Parachurch or the Church? And the Church? In the Church

Parachurch or the Church? And the Church? In the Church August 11, 2014

Source:

Peter Greer (@peterkgreer) is president and CEO of HOPE International. Chris Horst (@chrishorst) is the vice president of development at HOPE International. Together with the support of Anna Haggard, they coauthored Mission Drift and Entrepreneurship for Human Flourishing. They wrote this essay with support from HOPE intern, Andrey Bobrovskiy. …

For centuries, the local church was the centerpiece of outreach and service. The rapid creation of separate parachurch organizations is a relatively recent phenomenon. Para, parachurch’s prefix, is Greek for “alongside” or “beside.” The purpose of parachurch organizations is to come alongside, to support, the local church….

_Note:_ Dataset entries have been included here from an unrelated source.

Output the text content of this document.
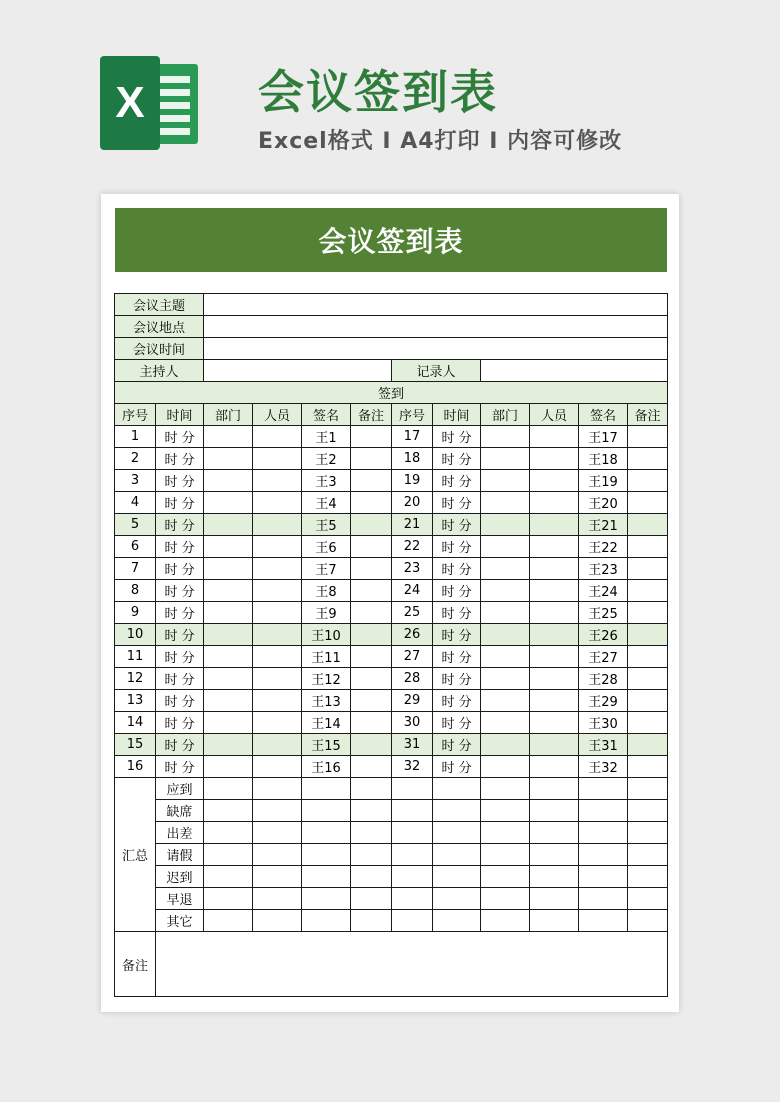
X 会议签到表
Excel格式 I A4打印 I 内容可修改
会议签到表
会议主题											
会议地点											
会议时间											
主持人						记录人					
签到											
序号	时间	部门	人员	签名	备注	序号	时间	部门	人员	签名	备注
1	时 分			王1		17	时 分			王17	
2	时 分			王2		18	时 分			王18	
3	时 分			王3		19	时 分			王19	
4	时 分			王4		20	时 分			王20	
5	时 分			王5		21	时 分			王21	
6	时 分			王6		22	时 分			王22	
7	时 分			王7		23	时 分			王23	
8	时 分			王8		24	时 分			王24	
9	时 分			王9		25	时 分			王25	
10	时 分			王10		26	时 分			王26	
11	时 分			王11		27	时 分			王27	
12	时 分			王12		28	时 分			王28	
13	时 分			王13		29	时 分			王29	
14	时 分			王14		30	时 分			王30	
15	时 分			王15		31	时 分			王31	
16	时 分			王16		32	时 分			王32	
汇总	应到										
	缺席										
	出差										
	请假										
	迟到										
	早退										
	其它										
备注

More significantly, a philosophical and subtle separation developed between the “works” of justice and the “message” of salvation. Slowly, the church was given the responsibility to share the Good News verbally while the work of restoration went to nonprofits. Our crumbling ecclesiology has created a fissure we ought to work hard to mend…

Despite the imperfections of every church this side of heaven, the church is God’s Plan A. There is no Plan B. His work continues through His chosen instrument. With a supernatural origination and divine mandate, the church is Christ’s hands and feet bringing the Good News as we love God and our neighbors. As parachurches, we remember we are the bridesmaid, not the bride. Our job is to gird and strengthen Christ’s church, not to replace it.

Parachurches cannot remain true to their mission without a rigorous ingratiation with Christ’s body—the church. Working under the authority of—or in close collaboration with—like-minded churches is perhaps the easiest way to stay on mission. When a religiously apathetic culture asks why faith-based organizations are any different than our secular counterparts, an adhesion to the church makes our response much clearer.

The reason parchurches should bind to the church is so they can stay aligned to their full mission. The church grounds all good works in the grander vision of humanity’s fall and God’s redemption. For organizations desiring to stay true to their mission, our question about partnering with the church should be “How do we partner?” not “Should we partner?”